Charles River Laboratories has beefed up its library of patient-derived xenografts (PDXs) by adding new molecular characteristics into the mix.
The CRO has more than 450 fully characterized, proprietary PDXs, spanning all major types of tumors, and has now updated the collection with information on whole-exome mutations, gene copy number variations and gene expression.
In early oncology drug development, PDX cancer models are recognized as more advanced than traditional cancer cell lines because they culture patient tumor samples without significantly transforming their genetic features over generations.
It is a model that more closely mirrors human microenvironments and can therefore be more beneficial for studying and developing cancer therapies, said Birgit Girshick, corporate SVP of global discovery at the Massachusetts CRO, in a release.

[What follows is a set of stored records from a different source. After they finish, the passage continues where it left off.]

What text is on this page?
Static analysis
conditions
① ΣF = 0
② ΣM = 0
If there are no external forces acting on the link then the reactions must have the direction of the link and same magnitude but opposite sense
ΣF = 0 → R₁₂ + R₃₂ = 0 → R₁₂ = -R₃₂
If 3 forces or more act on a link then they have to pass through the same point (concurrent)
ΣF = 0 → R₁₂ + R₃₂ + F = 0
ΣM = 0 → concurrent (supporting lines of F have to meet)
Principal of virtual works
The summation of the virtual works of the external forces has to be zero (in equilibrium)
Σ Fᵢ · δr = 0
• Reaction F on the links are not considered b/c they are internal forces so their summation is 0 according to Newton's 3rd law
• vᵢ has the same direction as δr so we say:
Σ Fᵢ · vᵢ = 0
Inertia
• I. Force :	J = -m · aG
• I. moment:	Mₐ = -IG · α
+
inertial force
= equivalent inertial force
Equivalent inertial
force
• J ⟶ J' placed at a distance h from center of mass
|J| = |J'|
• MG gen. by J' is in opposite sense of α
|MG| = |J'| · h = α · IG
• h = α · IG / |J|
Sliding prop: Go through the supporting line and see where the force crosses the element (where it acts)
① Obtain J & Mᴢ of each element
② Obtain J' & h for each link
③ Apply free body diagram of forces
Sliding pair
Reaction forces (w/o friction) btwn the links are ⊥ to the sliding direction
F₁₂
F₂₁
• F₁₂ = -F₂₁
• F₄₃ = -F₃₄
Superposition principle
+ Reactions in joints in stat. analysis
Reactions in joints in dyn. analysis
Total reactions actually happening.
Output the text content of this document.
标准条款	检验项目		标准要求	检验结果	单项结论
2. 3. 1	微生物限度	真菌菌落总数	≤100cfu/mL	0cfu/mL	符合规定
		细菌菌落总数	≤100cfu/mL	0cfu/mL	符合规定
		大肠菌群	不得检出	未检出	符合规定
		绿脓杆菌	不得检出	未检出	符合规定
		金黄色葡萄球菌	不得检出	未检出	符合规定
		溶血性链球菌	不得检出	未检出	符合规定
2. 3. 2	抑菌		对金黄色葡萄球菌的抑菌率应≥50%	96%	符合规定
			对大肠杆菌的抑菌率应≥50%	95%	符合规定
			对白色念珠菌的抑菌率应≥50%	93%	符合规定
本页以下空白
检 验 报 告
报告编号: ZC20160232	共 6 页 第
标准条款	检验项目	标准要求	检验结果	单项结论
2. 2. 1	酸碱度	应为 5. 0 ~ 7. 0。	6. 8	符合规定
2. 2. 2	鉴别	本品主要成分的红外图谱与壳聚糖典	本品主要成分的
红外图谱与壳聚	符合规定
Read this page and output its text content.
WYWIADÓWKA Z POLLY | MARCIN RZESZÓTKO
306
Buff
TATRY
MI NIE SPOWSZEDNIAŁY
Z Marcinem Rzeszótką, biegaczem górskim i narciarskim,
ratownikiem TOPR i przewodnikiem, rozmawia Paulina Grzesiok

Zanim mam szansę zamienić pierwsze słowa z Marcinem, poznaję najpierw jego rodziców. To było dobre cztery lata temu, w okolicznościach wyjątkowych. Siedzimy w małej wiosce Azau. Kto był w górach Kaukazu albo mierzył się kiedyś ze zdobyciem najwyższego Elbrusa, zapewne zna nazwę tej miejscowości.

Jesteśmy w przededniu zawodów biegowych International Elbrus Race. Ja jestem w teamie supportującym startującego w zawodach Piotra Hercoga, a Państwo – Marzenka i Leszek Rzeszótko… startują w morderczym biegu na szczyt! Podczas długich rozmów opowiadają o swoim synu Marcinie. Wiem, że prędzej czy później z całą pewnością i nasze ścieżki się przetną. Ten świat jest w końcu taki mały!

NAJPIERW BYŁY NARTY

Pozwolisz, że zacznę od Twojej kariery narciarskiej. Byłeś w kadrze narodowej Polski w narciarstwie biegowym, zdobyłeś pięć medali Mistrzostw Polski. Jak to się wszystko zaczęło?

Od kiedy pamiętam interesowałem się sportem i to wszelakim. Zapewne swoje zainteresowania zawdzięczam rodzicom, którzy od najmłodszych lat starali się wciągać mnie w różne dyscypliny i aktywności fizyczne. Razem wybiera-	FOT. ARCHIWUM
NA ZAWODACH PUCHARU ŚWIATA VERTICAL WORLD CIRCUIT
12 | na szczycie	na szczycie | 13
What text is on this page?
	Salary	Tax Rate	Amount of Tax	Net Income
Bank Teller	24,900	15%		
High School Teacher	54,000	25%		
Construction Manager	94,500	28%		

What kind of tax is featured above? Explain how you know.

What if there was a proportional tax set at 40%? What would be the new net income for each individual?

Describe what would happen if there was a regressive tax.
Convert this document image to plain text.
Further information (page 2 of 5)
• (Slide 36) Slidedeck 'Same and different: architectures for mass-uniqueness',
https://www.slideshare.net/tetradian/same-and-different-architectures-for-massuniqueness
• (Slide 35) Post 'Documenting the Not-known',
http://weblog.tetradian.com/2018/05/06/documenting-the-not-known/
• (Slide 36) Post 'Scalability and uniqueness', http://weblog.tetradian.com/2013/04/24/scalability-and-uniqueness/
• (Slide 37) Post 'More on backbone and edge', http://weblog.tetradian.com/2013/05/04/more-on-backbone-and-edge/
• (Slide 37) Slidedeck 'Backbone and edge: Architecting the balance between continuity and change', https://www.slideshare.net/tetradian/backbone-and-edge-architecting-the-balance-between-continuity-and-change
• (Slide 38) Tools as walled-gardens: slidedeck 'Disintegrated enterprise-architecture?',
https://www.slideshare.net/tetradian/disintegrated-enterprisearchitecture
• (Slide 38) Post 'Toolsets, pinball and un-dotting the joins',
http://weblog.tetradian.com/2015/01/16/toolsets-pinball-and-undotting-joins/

To make full use of its PDX compendium, Charles River reached a strategic partnership with OcellO last November. Under that deal, the Dutch CRO uses its 3D cell culture drug-screening platform—a drug-profiling technology it is known for—on Charles River’s PDXs.
This high-throughput screening method can evaluate lead compounds in panels of PDX tumors in vitro and help identify optimum tumor models with the most appropriate mutational profiles for in vivo studies, said Leo Price, CEO and founder of OcellO, in the release. By using the same tumor material in vitro and in vivo, researchers can save time and increase in vivo success rates.
Charles River gained most of the PDX models when it acquired Germany-based CRO Oncotest in late 2015. Last month, the Massachusetts-based CRO launched in North America its first CRISPR-generated immunodeficient mouse model known as the NCG model, which was co-developed with Nanjing University and Nanjing Galaxy Biopharma in China. Like other triple-immunodeficient models, NCG can host xenograft cells, tissue and human immune system components for immuno-oncology studies.